Reuters, güvenilir görüntüler üzerinden videonun doğruluğunu teyit etti. Ajans ayrıca, söz konusu görüntülerdeki saldırganların, daha sonra polis tarafından çevrelendiği doğrulanan kişilerle aynı kişiler olduğunu, kıyafetlerinden yola çıkarak belirlediğini aktardı. Şüpheli saldırganlardan birinin öldürüldüğü, diğerinin ise ağır yaralı olarak hastaneye kaldırıldığı bildirildi.

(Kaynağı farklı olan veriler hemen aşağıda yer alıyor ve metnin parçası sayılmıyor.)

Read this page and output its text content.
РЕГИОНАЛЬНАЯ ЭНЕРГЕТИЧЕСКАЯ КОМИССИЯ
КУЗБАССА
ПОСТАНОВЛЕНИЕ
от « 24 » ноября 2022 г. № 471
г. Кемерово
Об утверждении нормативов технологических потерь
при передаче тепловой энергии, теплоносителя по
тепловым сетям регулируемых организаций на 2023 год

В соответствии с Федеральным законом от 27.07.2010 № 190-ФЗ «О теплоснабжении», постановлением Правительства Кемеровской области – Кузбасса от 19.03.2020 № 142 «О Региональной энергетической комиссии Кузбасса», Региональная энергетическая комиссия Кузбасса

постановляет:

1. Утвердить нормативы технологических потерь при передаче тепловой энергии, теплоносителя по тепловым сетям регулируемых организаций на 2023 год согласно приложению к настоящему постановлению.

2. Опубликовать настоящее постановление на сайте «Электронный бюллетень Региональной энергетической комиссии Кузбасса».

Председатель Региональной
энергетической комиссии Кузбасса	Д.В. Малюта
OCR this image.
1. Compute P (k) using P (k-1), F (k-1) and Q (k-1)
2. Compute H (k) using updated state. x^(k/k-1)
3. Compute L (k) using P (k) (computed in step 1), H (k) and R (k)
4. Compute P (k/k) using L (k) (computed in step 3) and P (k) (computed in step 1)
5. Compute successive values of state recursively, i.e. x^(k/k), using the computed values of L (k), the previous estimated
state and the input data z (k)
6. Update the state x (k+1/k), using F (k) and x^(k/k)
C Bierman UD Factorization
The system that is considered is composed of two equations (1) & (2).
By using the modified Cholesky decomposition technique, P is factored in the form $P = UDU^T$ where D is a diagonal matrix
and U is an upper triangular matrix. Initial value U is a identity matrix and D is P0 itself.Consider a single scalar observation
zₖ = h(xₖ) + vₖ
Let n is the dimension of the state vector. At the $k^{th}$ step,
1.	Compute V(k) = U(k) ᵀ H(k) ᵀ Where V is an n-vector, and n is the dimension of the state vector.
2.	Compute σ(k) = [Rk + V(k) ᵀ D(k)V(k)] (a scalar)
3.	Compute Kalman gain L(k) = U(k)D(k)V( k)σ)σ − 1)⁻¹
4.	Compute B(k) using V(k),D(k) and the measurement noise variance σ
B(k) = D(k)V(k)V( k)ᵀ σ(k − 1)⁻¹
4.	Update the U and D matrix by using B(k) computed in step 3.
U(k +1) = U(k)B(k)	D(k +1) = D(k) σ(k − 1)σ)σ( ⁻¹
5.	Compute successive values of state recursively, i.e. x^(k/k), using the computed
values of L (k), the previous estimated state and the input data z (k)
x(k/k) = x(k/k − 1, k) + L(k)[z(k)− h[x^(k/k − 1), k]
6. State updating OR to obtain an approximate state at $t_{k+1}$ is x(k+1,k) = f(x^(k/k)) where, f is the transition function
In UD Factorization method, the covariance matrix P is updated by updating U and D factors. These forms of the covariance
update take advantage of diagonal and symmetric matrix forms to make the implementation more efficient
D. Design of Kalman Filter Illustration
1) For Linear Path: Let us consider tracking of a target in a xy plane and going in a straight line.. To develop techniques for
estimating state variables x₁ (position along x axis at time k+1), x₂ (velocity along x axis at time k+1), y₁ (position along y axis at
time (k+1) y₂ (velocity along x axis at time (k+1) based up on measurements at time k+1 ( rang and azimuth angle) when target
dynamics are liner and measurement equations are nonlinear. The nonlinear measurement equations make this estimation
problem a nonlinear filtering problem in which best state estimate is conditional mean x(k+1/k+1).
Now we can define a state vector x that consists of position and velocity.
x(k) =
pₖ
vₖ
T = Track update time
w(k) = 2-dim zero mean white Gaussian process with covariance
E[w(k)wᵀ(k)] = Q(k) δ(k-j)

“Nefreti körüklüyor” açıklaması

Saldırıdan saatler sonra açıklama yapan İsrail Başbakanı Binyamin Netanyahu, ağustos ayında Avustralya Başbakanı Anthony Albanese’ye bir mektup gönderdiğini ve Canberra yönetimini “antisemitizm ateşini körüklemekle” suçladığını söyledi.

Albanese hükümetinin Filistin devletini tanımayı da içeren politikalarının, Yahudi karşıtlığını teşvik ettiğini ve sokaklarda yayılmasına neden olduğunu savunan Netanyahu “Antisemitizm bir kanserdir. Liderler sessiz kaldığında yayılır. Zayıflığın yerini eylem almalıdır” ifadelerini kullandı.

Saldırıyı “dehşet verici” olarak nitelendiren Netanyahu, “Bu soğukkanlı bir cinayettir. Ne yazık ki her dakika kurbanların sayısı artıyor. En uç kötülüğü gördük. Aynı zamanda Yahudi kahramanlığının zirvesine de tanık olduk” dedi. Netanyahu, kendisinin Yahudi olduğunu söyleyen ve saldırganlardan birinin silahını alan bir sivile atıfta bulundu.

Netanyahu açıklamasında, “Küresel antisemitizme karşı bir mücadele içindeyiz. Bununla mücadele etmenin tek yolu onu açıkça kınamak ve kararlılıkla karşı durmaktır. İsrail’de yaptığımız da budur. Ordumuz, güvenlik güçlerimiz, hükümetimiz ve halkımızla birlikte bunu sürdürmeye devam edeceğiz” ifadelerini kullandı.

Avustralya hükümetine dolaylı eleştirilerde bulunan Netanyahu, “Kınamayan, hatta teşvik edenleri kınamayı sürdüreceğiz. Özgür ülkelerin liderlerinden beklenen adımları atmaları için baskı yapmaya devam edeceğiz. Teslim olmayacağız, eğilmeyeceğiz ve atalarımızın yaptığı gibi mücadeleyi sürdüreceğiz” dedi.